Transfer learning applied in predicting small molecule bioactivity
Listed in
This article is not in any list yet, why not save it to one of your lists.Abstract
Despite over a half-century of effort by computational chemists, developing accurate empirical QSAR (Quantitative Structure-Activity Relationships) models for predicting bioactivity directly from chemical structure has remained elusive. The difficulties have been especially pronounced for virtual screening, finding new active compounds substantially different from the known chemical matter used to train the models. Recent breakthroughs have been achieved by employing transfer of learning across huge numbers of bioactivity assays, greatly increasing the amount and diversity of chemical and biological information that informs each model. An early example was Profile-QSAR (pQSAR), a 2-level stacked model, where level-2 PLS (Partial Least Squares) models characterize compounds by their profile of bioactivity predictions from individual level-1 random forest regression QSAR models built on up to 10,000+ other assays.

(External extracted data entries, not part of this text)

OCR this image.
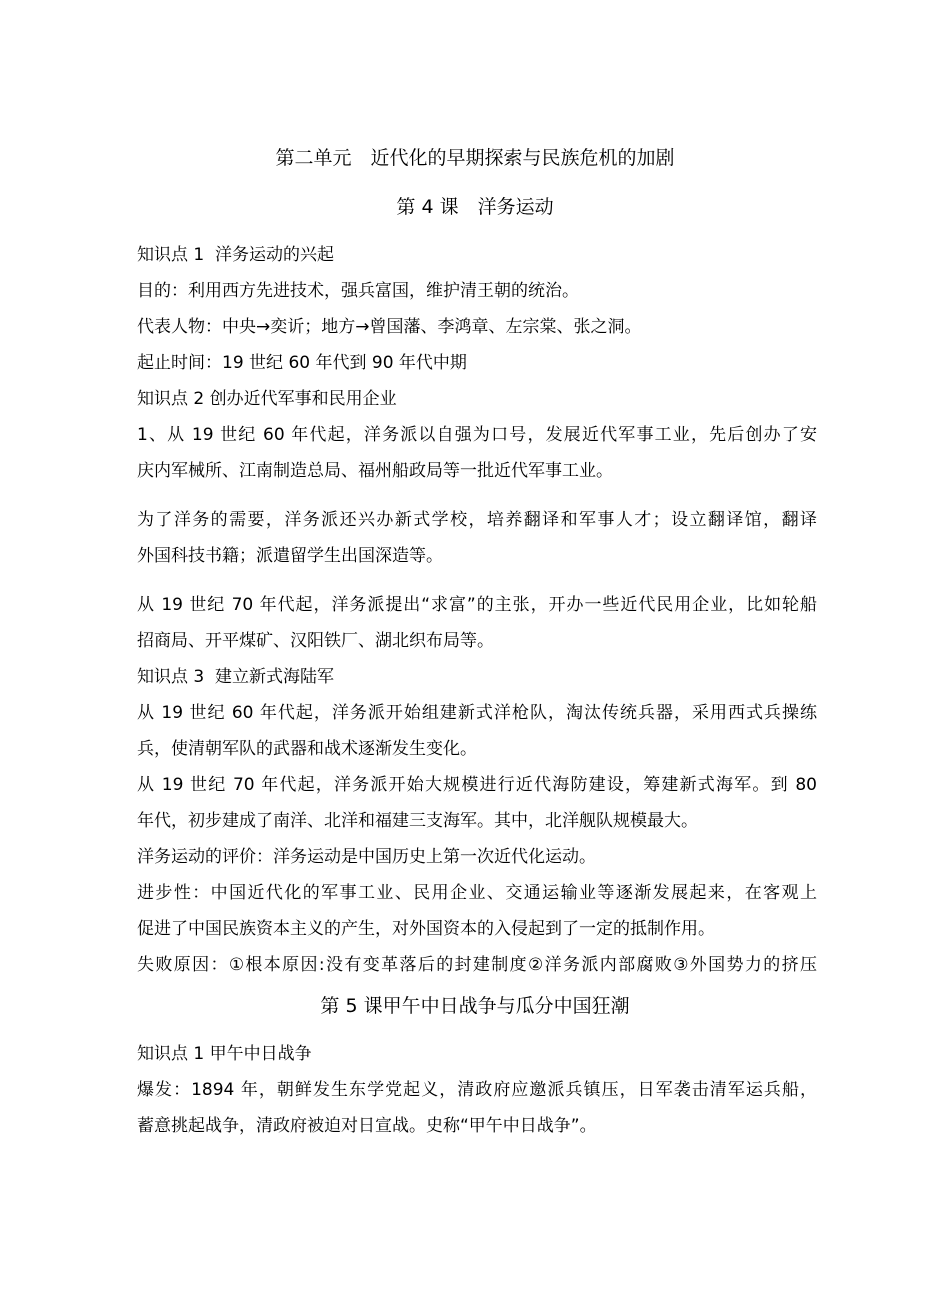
第二单元　近代化的早期探索与民族危机的加剧
第 4 课　洋务运动
知识点 1  洋务运动的兴起
目的：利用西方先进技术，强兵富国，维护清王朝的统治。
代表人物：中央→奕䜣；地方→曾国藩、李鸿章、左宗棠、张之洞。
起止时间：19 世纪 60 年代到 90 年代中期
知识点 2 创办近代军事和民用企业
1、从 19 世纪 60 年代起，洋务派以自强为口号，发展近代军事工业，先后创办了安
庆内军械所、江南制造总局、福州船政局等一批近代军事工业。
为了洋务的需要，洋务派还兴办新式学校，培养翻译和军事人才；设立翻译馆，翻译
外国科技书籍；派遣留学生出国深造等。
从 19 世纪 70 年代起，洋务派提出“求富”的主张，开办一些近代民用企业，比如轮船
招商局、开平煤矿、汉阳铁厂、湖北织布局等。
知识点 3  建立新式海陆军
从 19 世纪 60 年代起，洋务派开始组建新式洋枪队，淘汰传统兵器，采用西式兵操练
兵，使清朝军队的武器和战术逐渐发生变化。
从 19 世纪 70 年代起，洋务派开始大规模进行近代海防建设，筹建新式海军。到 80
年代，初步建成了南洋、北洋和福建三支海军。其中，北洋舰队规模最大。
洋务运动的评价：洋务运动是中国历史上第一次近代化运动。
进步性：中国近代化的军事工业、民用企业、交通运输业等逐渐发展起来，在客观上
促进了中国民族资本主义的产生，对外国资本的入侵起到了一定的抵制作用。
失败原因：①根本原因:没有变革落后的封建制度②洋务派内部腐败③外国势力的挤压
第 5 课甲午中日战争与瓜分中国狂潮
知识点 1 甲午中日战争
爆发：1894 年，朝鲜发生东学党起义，清政府应邀派兵镇压，日军袭击清军运兵船，
蓄意挑起战争，清政府被迫对日宣战。史称“甲午中日战争”。
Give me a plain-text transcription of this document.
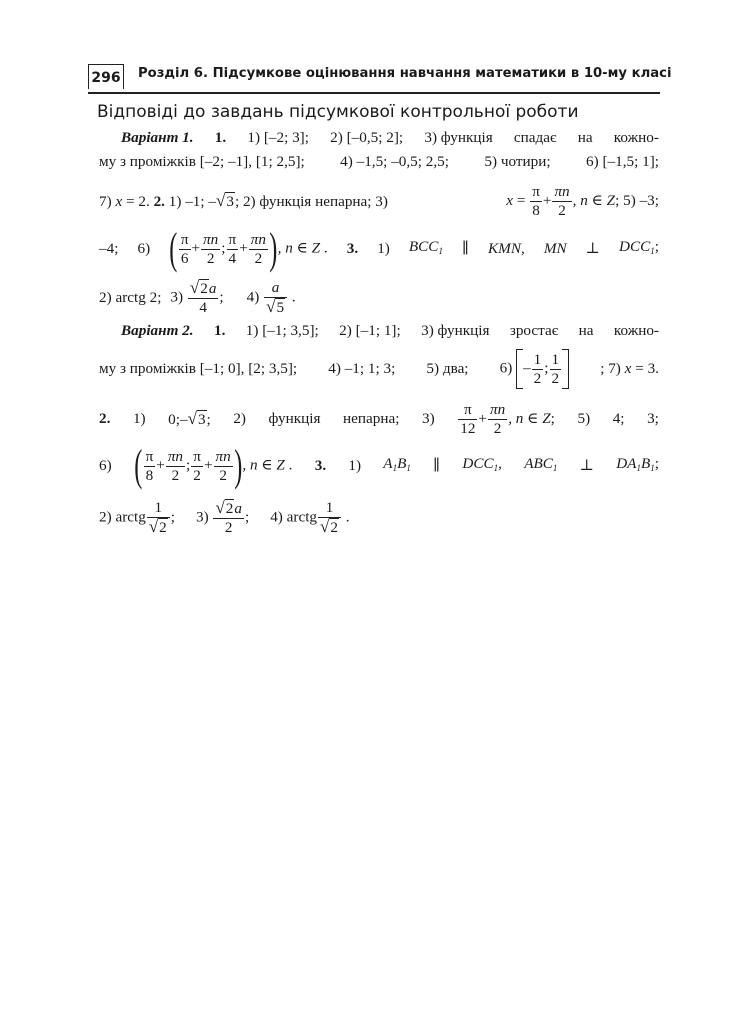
296 Розділ 6. Підсумкове оцінювання навчання математики в 10-му класі
Відповіді до завдань підсумкової контрольної роботи
Варіант 1. 1. 1) [–2; 3]; 2) [–0,5; 2]; 3) функція спадає на кожно-
му з проміжків [–2; –1], [1; 2,5]; 4) –1,5; –0,5; 2,5; 5) чотири; 6) [–1,5; 1];
7) x = 2. 2. 1) –1; –√3; 2) функція непарна; 3)	$x = \frac{\pi}{8} + \frac{\pi n}{2}$ , n ∈ Z; 5) –3;
–4; 6) ( $\frac{\pi}{6} + \frac{\pi n}{2}$ ; $\frac{\pi}{4} + \frac{\pi n}{2}$ ), n ∈ Z . 3. 1) $BCC_1$ ∥ KMN, MN ⊥ $DCC_1$;
2) arctg 2; $3) \frac{√2a}{4}$ ; $4) \frac{a}{√5}$ .
Варіант 2. 1. 1) [–1; 3,5]; 2) [–1; 1]; 3) функція зростає на кожно-
му з проміжків [–1; 0], [2; 3,5]; 4) –1; 1; 3; 5) два; $6) - \frac{1}{2}$ ; $\frac{1}{2}$	; 7) x = 3.
2. 1) 0;–√3; 2) функція непарна; $3) \frac{\pi}{12} + \frac{\pi n}{2}$ , n ∈ Z; 5) 4; 3;
6) ( $\frac{\pi}{8} + \frac{\pi n}{2}$ ; $\frac{\pi}{2} + \frac{\pi n}{2}$ ), n ∈ Z . 3. 1) $A_1B_1$ ∥ $DCC_1$, $ABC_1$ ⊥ $DA_1B_1$;
2) arctg $\frac{1}{√2}$ ; $3) \frac{√2a}{2}$ ; 4) arctg $\frac{1}{√2}$ .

This study introduces metaNN, a meta-learner that trains deep neural networks (DNN) for each individual assay initialised from a well-generalized consensus DNN optimized across all assays. Comparison of the results suggested that while Profile-QSAR and metaNN perform similarly overall, metaNN works slightly better for smaller assays which were well-predicted by the consensus DNN; whereas pQSAR struggled more with smaller assays, due to the large number of level-1 models but was less sensitive to similarity to an overall consensus. An ensemble average of both methods combined the strengths of each, working better than either alone. The similar performance of the 2 largely orthogonal algorithms raises questions about whether we are approaching a limit of prediction accuracy in transfer learning, for this application scenario.